She feared no-one be it minister or prime minister and, during her long tenure as president of the Nurses Association of Jamaica (NAJ), her sharp tongue was always ready to uncoil.
The feisty, small-framed, be-wigged chief spokeswoman for the island nurses, Edith Allwood-Anderson, was as tough as nails when it came to negotiations for improved salaries and benefits for her colleagues.
Through these negotiations everyone noted that she was tough but fair.
Allwood-Anderson has "thrown in the towel after 35 years," and now describes herself as a "lady of leisure".
However, never far from her lips are issues concerning the welfare of her beloved nurses.
"My dear, I have had some health challenges involving my eyes which I had a surgery on. It did not do so well. I was very ill, but my doctors are pleased with my progress," Allwood-Anderson told The Sunday Gleaner in her distinctive style.
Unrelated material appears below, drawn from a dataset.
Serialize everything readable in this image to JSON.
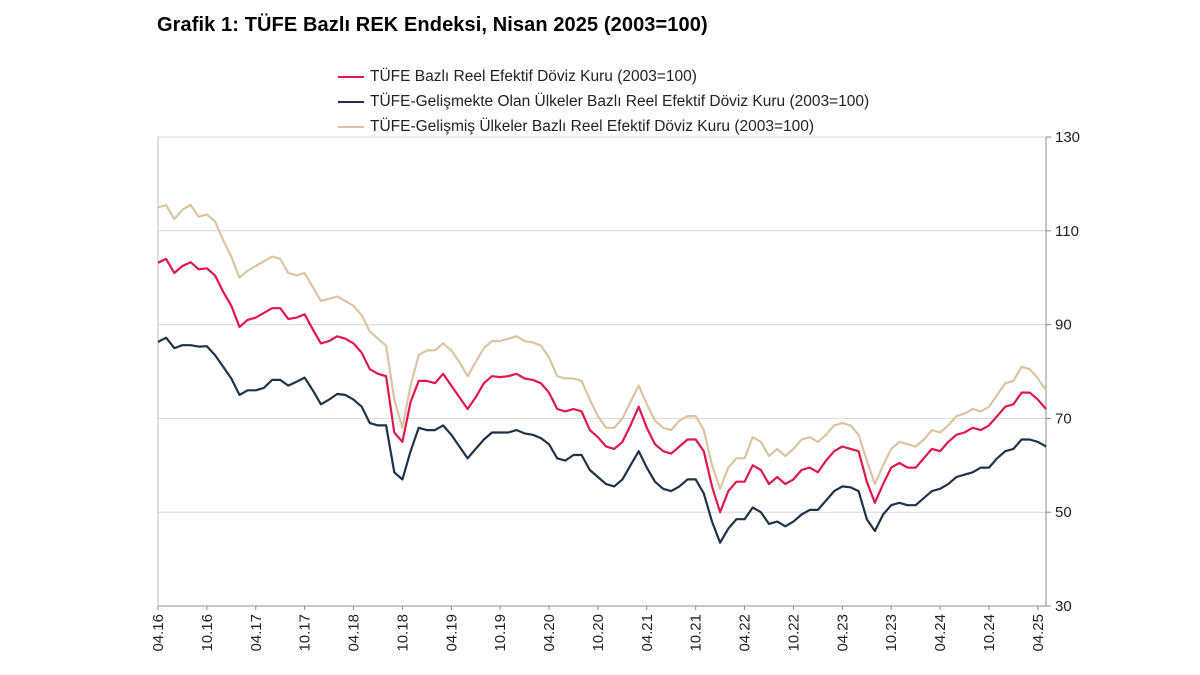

"So, after 35 years, I have done my best and I can throw in the towel. I am home now. I have become a lady of leisure and enjoying my grand children."
Offering her characteristic dry laugh, the former union leader said only recently a colleague reminded her that her 35 years as a servant and advocate was equivalent to "100 years" and she has no plans to resume her performance on that stage.
allow the current leaders to shine
"However, I sometimes feel the need to make clarification on some matters and offer background information on some issues. I have to be mindful, however, that the NAJ has new leadership and you have to be careful in how you offer advice, and allow the current leaders to shine," she stated.
Allwood-Anderson said in her long career as a nurse's advocate, two incidents stood out.
Among them was her first NAJ-led demonstration in front of the Kingston School of Nursing on Half-Way Tree Road several years ago.
According to her, then finance minister Omar Davies who was on his way to Parliament stopped to reason with them.
"We were in no mood to listen so the minister, after trying unsuccessfully to get a conversation going, must have thought, if he can't beat them, then would join them. So he just joined us and started dancing with us until he left for Parliament," she recalled.
She also recalled the occasion a promise made by then Opposition Jamaica Labour Party spokesman on finance Audley Shaw, prior to the 2007 general elections.
"Everybody promise everything in opposition. So Mr Shaw promise to double the nurses salary if his government won. So when they won and we confronted them, it was denied. So we produced the tape," she recalled.